Saturday, June 22, 2013

Mt. Baden-Powell, Angeles National Forest

Well I have a new favorite summit in Angeles National Forest, namely Baden-Powell. It's in that cluster of a few summits north and east of (and above) Crystal Lake, accessible from the eastern half of Angeles Crest Highway; they also include Throop and Dawson. The PCT runs right along these peaks. Pine forests up there, amazing. Views of the desert and the rest of the range, amazing. And then the little ridge at the very end beats Devil's Backbone on Baldy hands-down. Words can't possibly do it justice so here are a few images:


I've never been so bummed I didn't bring a camera, but I'll be back. (For great info about the hike, check out the Nobody Hikes in LA entry.) The elevation goes from 6800' at the trailhead to 9400' at the summit. At that elevation there's no turricula (an irritating poisonous plant) but the fire-damaged areas to the west of this part of the Forest are overrun with it, as expected in a recovery community. Much to my pleasant surprise I did see two snow plants right along the trail, which I've never observed in the Angeles before (mostly in Sequoia):


This stunning forest also made me wonder - why do we allow fire of any kind in this forest, ever? Okay fine, prescribed burns if ever indicated by the appropriate agency, but I mine, why do we need to allow people to cook things, ever?
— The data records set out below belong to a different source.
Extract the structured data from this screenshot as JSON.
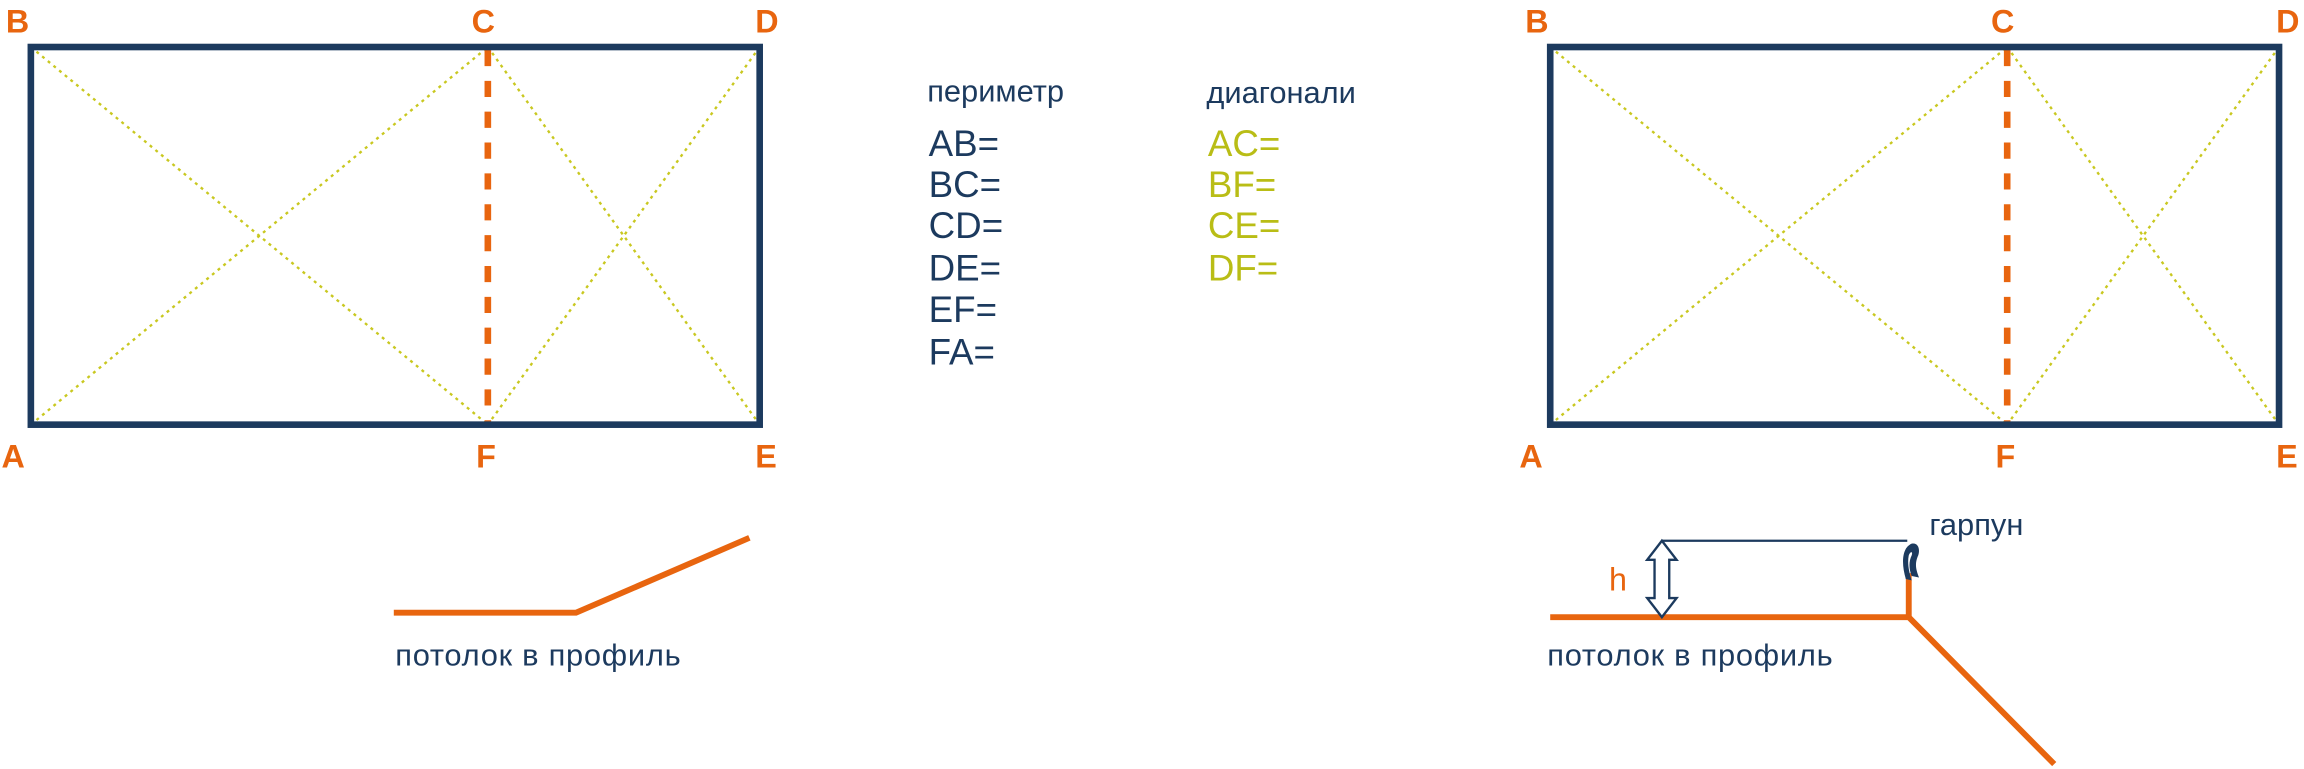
{
  "colors": {
    "navy": "#1c3a5e",
    "orange": "#e8650f",
    "olive": "#b9bd16",
    "dotted_diagonal": "#c9c820",
    "background": "#ffffff"
  },
  "left_plan": {
    "vertices": {
      "a": "A",
      "b": "B",
      "c": "C",
      "d": "D",
      "e": "E",
      "f": "F"
    }
  },
  "right_plan": {
    "vertices": {
      "a": "A",
      "b": "B",
      "c": "C",
      "d": "D",
      "e": "E",
      "f": "F"
    }
  },
  "perimeter": {
    "heading": "периметр",
    "items": [
      "AB=",
      "BC=",
      "CD=",
      "DE=",
      "EF=",
      "FA="
    ]
  },
  "diagonals": {
    "heading": "диагонали",
    "items": [
      "AC=",
      "BF=",
      "CE=",
      "DF="
    ]
  },
  "profile_left": {
    "caption": "потолок в профиль"
  },
  "profile_right": {
    "caption": "потолок в профиль",
    "height_label": "h",
    "harpoon_label": "гарпун"
  }
}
I think the need to protect the forest and the lives of the people who defend it overrides our need to make s'mores or warm up our coffee for one night if we're camping. Just eat power bars for 18 hours, you'll live, I promise.


Geoff Cordner said...

Great blog. Yeah, I love this climb. Actually sad to report that there is poodle dog bush (terricula) up on Baden Powell. I was surprised, since this isn't a burn area, and since I hadn't seen any before, but we found some a few weeks ago. It's new, and my guess is that birds brought it. I also heard from a hiker that some had sprouted up in his neighbor's yard in Wrightwood, also new, also not a burn area, also likely the result of birds. The snow plants are also abundant this year. It seems like I've seen the most in the area between Cooper Canyon and Cloudburst as I've been on the PCT.

Michael Caton said...

Thanks. Lots of people have been seeing lots of poodle bush far outside the fire areas, undoubtedly from birds as you mentioned. If our current rate of fire continues all the forested areas in SoCal will have been burned by 2040 (I posted this data here recently).